By all accounts, it’s too late to stop the so-called sequester cuts in federal spending from going into effect Friday. This latest fiscal crisis — if it is indeed that — demonstrates how bitterly polarized the politics in Washington are, and there’s no end in sight. What’s needed is an honest broker who could point the way forward through a compromise approach, if that is still possible or even desired by either side.

Little common ground exists on anything about the cuts. They add up to $1.2 trillion over a decade but come to $85 billion this year, or is it $44 billion? Depends on how you calculate it. President Obama claims they will be catastrophic, crippling defense, meaning furloughs for hundreds of thousands of federal employees, curtailing nutrition and education aid to the poor, and potentially sending the economy back into recession. Republicans wonder how cuts of less than 3 percent of total federal spending have such dire consequences and accuse the administration of scare tactics and manipulating the spending reductions for maximum pain.

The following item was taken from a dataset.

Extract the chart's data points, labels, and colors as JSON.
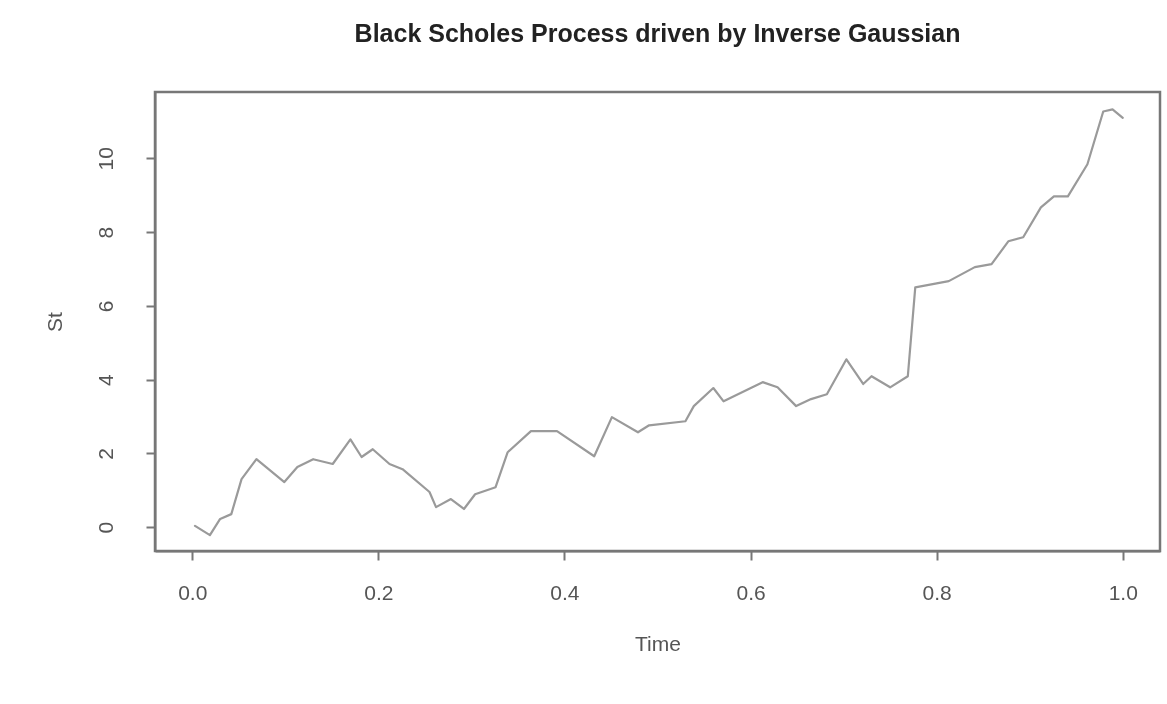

The only possible near-term relief is a movement in the GOP-led House to give administrators more flexibility in divvying up what are across-the-board cuts. The White House opposes that, mainly because it would take the sting out of much of the spending restraint. Obama offers up what he calls a “compromise” — another tax increase. Republicans argue he got a $600 billion tax increase in the late December deal to avoid the fiscal cliff and see his proposal as a ploy to avoid fundamental tax reform.

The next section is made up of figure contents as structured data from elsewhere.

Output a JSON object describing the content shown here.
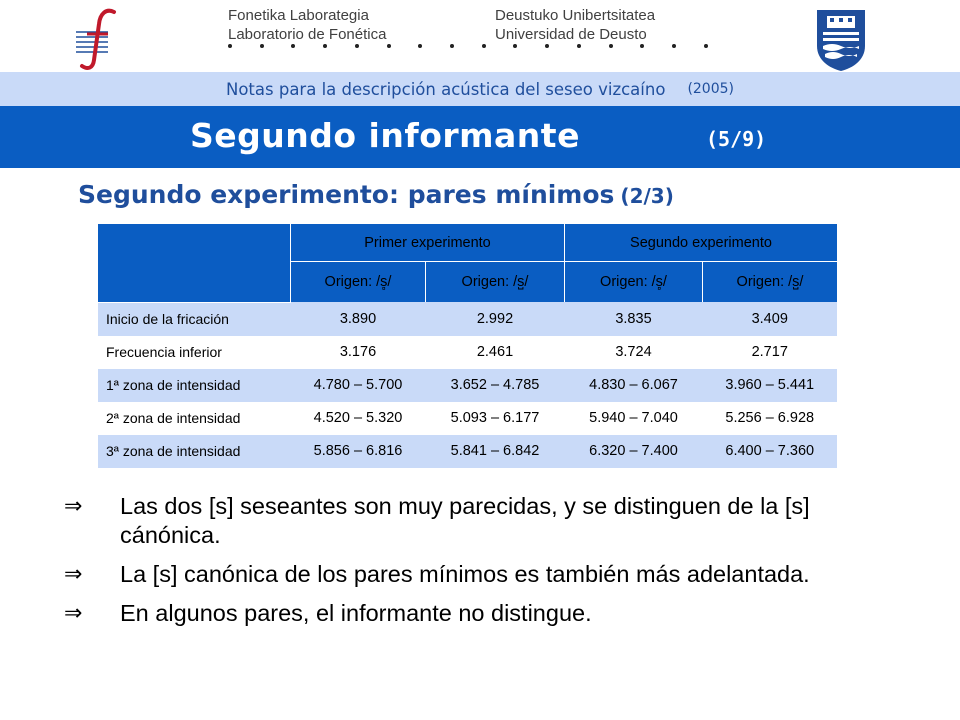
{
  "header": {
    "left_institution": [
      "Fonetika Laborategia",
      "Laboratorio de Fonética"
    ],
    "right_institution": [
      "Deustuko Unibertsitatea",
      "Universidad de Deusto"
    ],
    "dot_count": 16,
    "left_logo_icon": "phonetics-lab-f-logo-icon",
    "right_logo_icon": "university-shield-icon",
    "logo_color": "#1f4e9c"
  },
  "subtitle": {
    "text": "Notas para la descripción acústica del seseo vizcaíno",
    "year": "(2005)"
  },
  "title": {
    "main": "Segundo informante",
    "page": "(5/9)"
  },
  "section": {
    "title": "Segundo experimento: pares mínimos",
    "part": "(2/3)"
  },
  "table": {
    "groups": [
      "Primer experimento",
      "Segundo experimento"
    ],
    "origins": [
      "Origen: /s̻/",
      "Origen: /s̺/",
      "Origen: /s̻/",
      "Origen: /s̺/"
    ],
    "rows": [
      {
        "label": "Inicio de la fricación",
        "values": [
          "3.890",
          "2.992",
          "3.835",
          "3.409"
        ]
      },
      {
        "label": "Frecuencia inferior",
        "values": [
          "3.176",
          "2.461",
          "3.724",
          "2.717"
        ]
      },
      {
        "label": "1ª zona de intensidad",
        "values": [
          "4.780 – 5.700",
          "3.652 – 4.785",
          "4.830 – 6.067",
          "3.960 – 5.441"
        ]
      },
      {
        "label": "2ª zona de intensidad",
        "values": [
          "4.520 – 5.320",
          "5.093 – 6.177",
          "5.940 – 7.040",
          "5.256 – 6.928"
        ]
      },
      {
        "label": "3ª zona de intensidad",
        "values": [
          "5.856 – 6.816",
          "5.841 – 6.842",
          "6.320 – 7.400",
          "6.400 – 7.360"
        ]
      }
    ],
    "colors": {
      "header": "#0a5dc2",
      "band": "#c9daf8"
    }
  },
  "bullets": {
    "marker": "⇒",
    "items": [
      "Las dos [s] seseantes son muy parecidas, y se distinguen de la [s] cánónica.",
      "La [s] canónica de los pares mínimos es también más adelantada.",
      "En algunos pares, el informante no distingue."
    ]
  }
}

More political battles seem likely. Coming up in late March is the need for a continuing resolution to keep the government working in the absence of a budget from Obama. Later in the spring, the national debt ceiling limit will have to be addressed again.

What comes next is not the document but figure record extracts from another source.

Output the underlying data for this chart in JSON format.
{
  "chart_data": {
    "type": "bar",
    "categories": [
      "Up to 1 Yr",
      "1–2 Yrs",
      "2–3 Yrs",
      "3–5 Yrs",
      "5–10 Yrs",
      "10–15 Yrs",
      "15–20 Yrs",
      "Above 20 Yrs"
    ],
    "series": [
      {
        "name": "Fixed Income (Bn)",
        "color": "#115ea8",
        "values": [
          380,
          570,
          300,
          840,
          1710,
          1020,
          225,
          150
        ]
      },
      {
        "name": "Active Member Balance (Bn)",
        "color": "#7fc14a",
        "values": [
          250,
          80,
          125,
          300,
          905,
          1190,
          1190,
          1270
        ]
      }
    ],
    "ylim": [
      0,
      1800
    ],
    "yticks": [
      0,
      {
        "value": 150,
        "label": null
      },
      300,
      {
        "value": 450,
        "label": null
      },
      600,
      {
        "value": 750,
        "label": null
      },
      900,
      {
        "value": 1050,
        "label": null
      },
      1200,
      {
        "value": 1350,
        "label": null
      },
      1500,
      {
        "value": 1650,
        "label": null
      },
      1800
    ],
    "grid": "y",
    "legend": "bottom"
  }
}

The debate over the sequester has degenerated into a lot of heated finger-pointing over who’s at fault. A public weary of these continual budget battles may rightfully conclude there’s plenty of blame to go around. Once the politicians realize that, maybe they can get serious about looking for an honest broker to help them out of the mess.

And that agent is at hand in the form of Erskine Bowles, former chief of staff for President Bill Clinton, and Alan Simpson, the former Republican senator, who in 2011 produced a deficit reduction/tax reform plan. It enjoyed the support of very liberal Sen. Dick Durbin (D-Ill.) and very conservative Sen. Tom Coburn (R-Okla.). Unfortunately, Obama, who created the Bowles-Simpson commission, never endorsed its work.

Now they’re back with a $2.4 trillion deficit reduction proposal. It has appeal to both sides. It offers Obama his “balanced approach” — a mix of new revenue and spending cuts. It satisfies GOP aspirations for reforming the tax code by ending loopholes while lowering rates, and it suggests modest entitlement reforms. It provides Obama with an end to recurring debt ceiling fights by indexing the debt limit. No doubt many details need to be filled in, but Bowles and Simpson advance hope of both ending Washington’s political stalemate and getting the nation’s finances under control.

Obama won his let’s-tax-the-rich fight with the fiscal cliff deal. Republicans now have won the let’s-cut-spending battle with the sequester. With both sides having victories under their belts, maybe they could listen to the sensible compromise ideas of Bowles and Simpson that could give them both — and the rest of us — a big win.